Monday, May 17, 2010

Good time for tea - The Mombasa problem might just about cause resurgence in Colombo

By Steve A. Morrell

Six month price trends November 2009 to April 2010, indicate growing alarm high growns, particularly, are now in reverse progression. From an average price above Rs. 400. per kilo, January this year the price dip to end April was about Rs.370. Mid growns have more or less maintained their prices at around Rs. 350. Low grown expectations were high. But in this instance too trends were not that rosy. Low elevation teas rose above the Rs.400. mark in January but not really sustained at that level.

Then comes the Mombasa problem. According to Ceylon Tea Brokers PLC, weekly Tea market report, workers from Tea warehouses staged a strike effectively shutting down the Tea distribution network in Mombasa, the Port City, Kenya, host to one of the largest Tea auctions in the world.

Effects of the strike would hit hardest later next week as the Kenyan Tea Trade braces itself for minus price variations.

Approximately 21 % tea was left unsold these sources said.

Repercussions at the Colombo auctions are that with India curtailing exports, and the the Mombasa strike, there would be less Tea in the market, and buyers would pay the extra price in Colombo to make up their orders. This may be temporary, but most definitely positive.

True, Brokers said, we should not gloat on the Kenyan problem, but market indicators are that buyers would gravitate to Colombo, and Ceylon Tea demands would resuscitate to higher levels.

All told however Ceylon Tea is not really out of the woods. Asia Siyaka, in their Tea Market report last week said Chinese Tea exports to the US increased further; from 20.69 % 2008, to 22.17 % 2009.

Significance is that while China broadens its end user tea market, Ceylon Tea seems to be successfully reducing its markets. Market expansion is perhaps not within lexicon of the tea Trade which is causing considerable anxiety.

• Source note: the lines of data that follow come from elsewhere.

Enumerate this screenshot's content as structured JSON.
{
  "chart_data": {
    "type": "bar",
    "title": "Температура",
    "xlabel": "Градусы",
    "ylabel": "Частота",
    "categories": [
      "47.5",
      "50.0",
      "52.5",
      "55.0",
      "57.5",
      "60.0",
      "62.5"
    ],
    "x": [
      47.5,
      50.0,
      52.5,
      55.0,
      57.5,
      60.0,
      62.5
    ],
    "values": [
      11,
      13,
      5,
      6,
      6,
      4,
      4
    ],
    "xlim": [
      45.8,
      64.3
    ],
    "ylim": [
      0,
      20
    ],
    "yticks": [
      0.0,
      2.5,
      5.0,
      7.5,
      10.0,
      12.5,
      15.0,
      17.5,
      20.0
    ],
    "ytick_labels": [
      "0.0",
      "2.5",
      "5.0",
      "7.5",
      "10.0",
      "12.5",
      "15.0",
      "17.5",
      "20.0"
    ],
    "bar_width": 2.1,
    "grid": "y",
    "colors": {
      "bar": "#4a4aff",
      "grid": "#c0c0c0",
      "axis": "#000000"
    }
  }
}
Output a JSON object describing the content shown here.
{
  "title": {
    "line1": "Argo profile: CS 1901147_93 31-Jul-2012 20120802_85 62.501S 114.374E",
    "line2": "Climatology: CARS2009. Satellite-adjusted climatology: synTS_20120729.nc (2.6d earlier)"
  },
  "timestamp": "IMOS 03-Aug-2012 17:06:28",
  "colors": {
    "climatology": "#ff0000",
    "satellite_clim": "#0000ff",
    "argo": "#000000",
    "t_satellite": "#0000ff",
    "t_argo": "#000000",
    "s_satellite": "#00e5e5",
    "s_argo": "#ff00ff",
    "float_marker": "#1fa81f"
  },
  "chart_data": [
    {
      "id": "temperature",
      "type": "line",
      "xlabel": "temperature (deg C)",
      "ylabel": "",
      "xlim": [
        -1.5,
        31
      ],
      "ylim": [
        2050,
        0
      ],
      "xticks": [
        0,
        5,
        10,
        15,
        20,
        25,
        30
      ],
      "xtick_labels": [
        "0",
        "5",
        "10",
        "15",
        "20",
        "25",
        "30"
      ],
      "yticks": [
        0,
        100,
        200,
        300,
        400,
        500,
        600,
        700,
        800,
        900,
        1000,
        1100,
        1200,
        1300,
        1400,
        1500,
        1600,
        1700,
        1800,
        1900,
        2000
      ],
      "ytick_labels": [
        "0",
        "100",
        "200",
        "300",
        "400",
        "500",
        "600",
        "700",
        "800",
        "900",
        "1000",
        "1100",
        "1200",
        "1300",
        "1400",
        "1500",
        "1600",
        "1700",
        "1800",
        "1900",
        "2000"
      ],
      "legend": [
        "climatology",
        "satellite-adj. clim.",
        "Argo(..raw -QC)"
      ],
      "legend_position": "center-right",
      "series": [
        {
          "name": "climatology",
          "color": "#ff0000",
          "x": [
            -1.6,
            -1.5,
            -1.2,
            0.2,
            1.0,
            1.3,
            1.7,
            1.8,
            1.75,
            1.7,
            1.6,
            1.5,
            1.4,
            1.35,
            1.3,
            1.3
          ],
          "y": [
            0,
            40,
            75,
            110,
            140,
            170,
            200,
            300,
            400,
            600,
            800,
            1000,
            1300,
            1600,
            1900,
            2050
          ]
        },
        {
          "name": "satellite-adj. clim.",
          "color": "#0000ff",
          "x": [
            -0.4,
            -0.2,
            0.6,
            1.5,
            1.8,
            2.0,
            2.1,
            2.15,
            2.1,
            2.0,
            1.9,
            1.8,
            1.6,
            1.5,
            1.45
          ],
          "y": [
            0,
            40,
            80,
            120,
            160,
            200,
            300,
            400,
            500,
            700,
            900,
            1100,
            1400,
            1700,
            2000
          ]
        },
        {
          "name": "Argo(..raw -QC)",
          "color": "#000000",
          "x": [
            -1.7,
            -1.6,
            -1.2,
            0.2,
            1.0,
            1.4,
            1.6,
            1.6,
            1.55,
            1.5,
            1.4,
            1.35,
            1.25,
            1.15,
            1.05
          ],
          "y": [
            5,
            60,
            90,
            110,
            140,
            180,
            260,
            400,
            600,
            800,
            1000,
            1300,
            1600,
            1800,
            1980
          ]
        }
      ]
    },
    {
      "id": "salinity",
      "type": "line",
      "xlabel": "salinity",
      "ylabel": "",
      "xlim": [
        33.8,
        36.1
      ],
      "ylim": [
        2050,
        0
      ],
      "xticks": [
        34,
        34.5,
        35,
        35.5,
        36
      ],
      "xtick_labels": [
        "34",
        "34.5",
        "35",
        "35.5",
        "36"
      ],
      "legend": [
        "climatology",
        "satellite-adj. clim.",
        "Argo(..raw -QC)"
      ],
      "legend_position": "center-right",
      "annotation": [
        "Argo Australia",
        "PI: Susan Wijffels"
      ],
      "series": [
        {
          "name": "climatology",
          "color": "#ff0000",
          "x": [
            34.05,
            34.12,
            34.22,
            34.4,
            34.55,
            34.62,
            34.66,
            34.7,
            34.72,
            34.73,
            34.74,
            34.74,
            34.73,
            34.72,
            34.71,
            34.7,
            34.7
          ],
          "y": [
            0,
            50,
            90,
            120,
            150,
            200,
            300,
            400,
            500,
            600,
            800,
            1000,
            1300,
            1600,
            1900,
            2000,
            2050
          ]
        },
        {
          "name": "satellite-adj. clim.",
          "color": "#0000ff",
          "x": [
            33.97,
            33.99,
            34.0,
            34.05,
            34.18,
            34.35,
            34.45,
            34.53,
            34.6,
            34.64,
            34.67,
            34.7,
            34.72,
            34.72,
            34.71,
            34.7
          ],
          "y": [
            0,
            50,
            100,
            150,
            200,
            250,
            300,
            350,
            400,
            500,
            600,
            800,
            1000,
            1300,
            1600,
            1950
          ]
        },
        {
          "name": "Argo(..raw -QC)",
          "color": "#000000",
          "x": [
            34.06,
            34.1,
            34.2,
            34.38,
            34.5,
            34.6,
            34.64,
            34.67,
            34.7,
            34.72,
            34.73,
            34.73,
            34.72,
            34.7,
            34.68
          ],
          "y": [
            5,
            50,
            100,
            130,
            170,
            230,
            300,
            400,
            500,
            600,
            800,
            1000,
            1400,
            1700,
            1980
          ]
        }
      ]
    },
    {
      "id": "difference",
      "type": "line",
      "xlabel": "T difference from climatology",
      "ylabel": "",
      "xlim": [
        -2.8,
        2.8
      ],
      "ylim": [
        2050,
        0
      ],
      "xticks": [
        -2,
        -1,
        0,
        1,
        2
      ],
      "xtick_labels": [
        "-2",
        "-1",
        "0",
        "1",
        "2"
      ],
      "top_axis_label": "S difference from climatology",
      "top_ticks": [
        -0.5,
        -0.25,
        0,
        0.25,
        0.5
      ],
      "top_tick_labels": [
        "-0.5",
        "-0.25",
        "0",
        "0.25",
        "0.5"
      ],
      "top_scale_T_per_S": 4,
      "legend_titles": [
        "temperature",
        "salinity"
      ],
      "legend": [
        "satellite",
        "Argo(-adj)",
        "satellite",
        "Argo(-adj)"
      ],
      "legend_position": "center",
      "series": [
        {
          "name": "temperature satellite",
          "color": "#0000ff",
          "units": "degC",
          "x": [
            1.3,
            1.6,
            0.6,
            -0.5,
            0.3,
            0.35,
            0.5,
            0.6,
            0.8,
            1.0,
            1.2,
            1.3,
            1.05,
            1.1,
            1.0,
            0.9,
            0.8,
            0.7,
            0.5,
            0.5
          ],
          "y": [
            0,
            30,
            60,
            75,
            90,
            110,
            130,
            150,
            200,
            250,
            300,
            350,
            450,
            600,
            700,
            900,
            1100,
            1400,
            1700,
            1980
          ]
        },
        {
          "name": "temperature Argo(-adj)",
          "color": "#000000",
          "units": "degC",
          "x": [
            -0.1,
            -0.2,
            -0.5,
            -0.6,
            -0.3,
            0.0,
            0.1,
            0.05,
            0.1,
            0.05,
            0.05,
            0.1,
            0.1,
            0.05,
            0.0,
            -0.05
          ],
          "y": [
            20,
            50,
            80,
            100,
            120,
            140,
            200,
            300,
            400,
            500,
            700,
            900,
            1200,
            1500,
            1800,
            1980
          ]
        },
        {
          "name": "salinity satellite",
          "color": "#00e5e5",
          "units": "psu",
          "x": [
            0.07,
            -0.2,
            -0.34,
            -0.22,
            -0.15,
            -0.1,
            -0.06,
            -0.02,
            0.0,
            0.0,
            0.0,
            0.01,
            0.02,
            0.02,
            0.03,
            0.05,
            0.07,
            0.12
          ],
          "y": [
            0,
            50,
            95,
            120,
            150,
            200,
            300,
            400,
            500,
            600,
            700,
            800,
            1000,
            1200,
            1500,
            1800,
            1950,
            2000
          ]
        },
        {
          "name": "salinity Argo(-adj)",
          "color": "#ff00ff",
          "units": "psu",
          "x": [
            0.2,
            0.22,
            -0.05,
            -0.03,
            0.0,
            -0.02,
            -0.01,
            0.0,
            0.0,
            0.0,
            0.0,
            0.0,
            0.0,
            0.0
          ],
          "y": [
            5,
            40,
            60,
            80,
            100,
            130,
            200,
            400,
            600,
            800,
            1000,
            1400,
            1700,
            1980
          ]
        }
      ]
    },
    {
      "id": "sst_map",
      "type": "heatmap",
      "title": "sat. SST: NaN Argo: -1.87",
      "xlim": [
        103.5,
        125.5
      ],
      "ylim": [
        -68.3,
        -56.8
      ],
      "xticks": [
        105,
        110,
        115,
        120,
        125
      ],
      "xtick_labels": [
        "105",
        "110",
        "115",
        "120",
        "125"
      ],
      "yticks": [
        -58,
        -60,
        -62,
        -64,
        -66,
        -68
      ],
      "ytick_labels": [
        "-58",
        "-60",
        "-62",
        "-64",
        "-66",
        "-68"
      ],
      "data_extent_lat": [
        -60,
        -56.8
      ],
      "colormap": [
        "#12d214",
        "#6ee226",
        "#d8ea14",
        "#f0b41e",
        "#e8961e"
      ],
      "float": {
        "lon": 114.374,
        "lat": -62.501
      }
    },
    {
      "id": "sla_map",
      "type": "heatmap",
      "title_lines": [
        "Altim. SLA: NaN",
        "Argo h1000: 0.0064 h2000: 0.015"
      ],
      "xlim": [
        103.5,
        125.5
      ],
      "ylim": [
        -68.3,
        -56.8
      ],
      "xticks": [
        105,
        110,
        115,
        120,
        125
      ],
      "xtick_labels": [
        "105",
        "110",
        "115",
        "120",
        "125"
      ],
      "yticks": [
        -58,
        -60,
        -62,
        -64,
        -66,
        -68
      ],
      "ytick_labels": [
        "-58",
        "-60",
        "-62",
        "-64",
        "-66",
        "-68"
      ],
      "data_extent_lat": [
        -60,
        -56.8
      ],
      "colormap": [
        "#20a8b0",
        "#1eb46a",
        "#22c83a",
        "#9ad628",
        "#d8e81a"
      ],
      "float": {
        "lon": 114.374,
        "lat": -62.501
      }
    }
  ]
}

The question now is that would the new Minister address this problem and evolve stronger strategies to stabilize the Tea industry and ensure its emergence into the 21st Century:( and be second to non). What we mean here are the hypothetical ‘gold’ weavers in the garments trade. (It should not be forgotten that Tea is wholly an indigenous product, but garments have to depend 80 % imported inputs for survival.).

China exports tea to as many as 25 countries, including Pakistan who were one of our major buyers.

Production to March this year have had positive indicators up some 2 million kilos comparing last year. End March readings were 20.49 million kilos. Kenya is now the leading producer in the world; producing 39.17 million kilos to end march this year.

We have had news that the tea business of Van Rees, the Dutch firm, also operating in Sri Lanka, have changed hands. Company sources said the acquisition by Acomo at about $127.26 million augured well for Van Rees business interests internationally ( story attributed to Asia Siyaka Tea market report).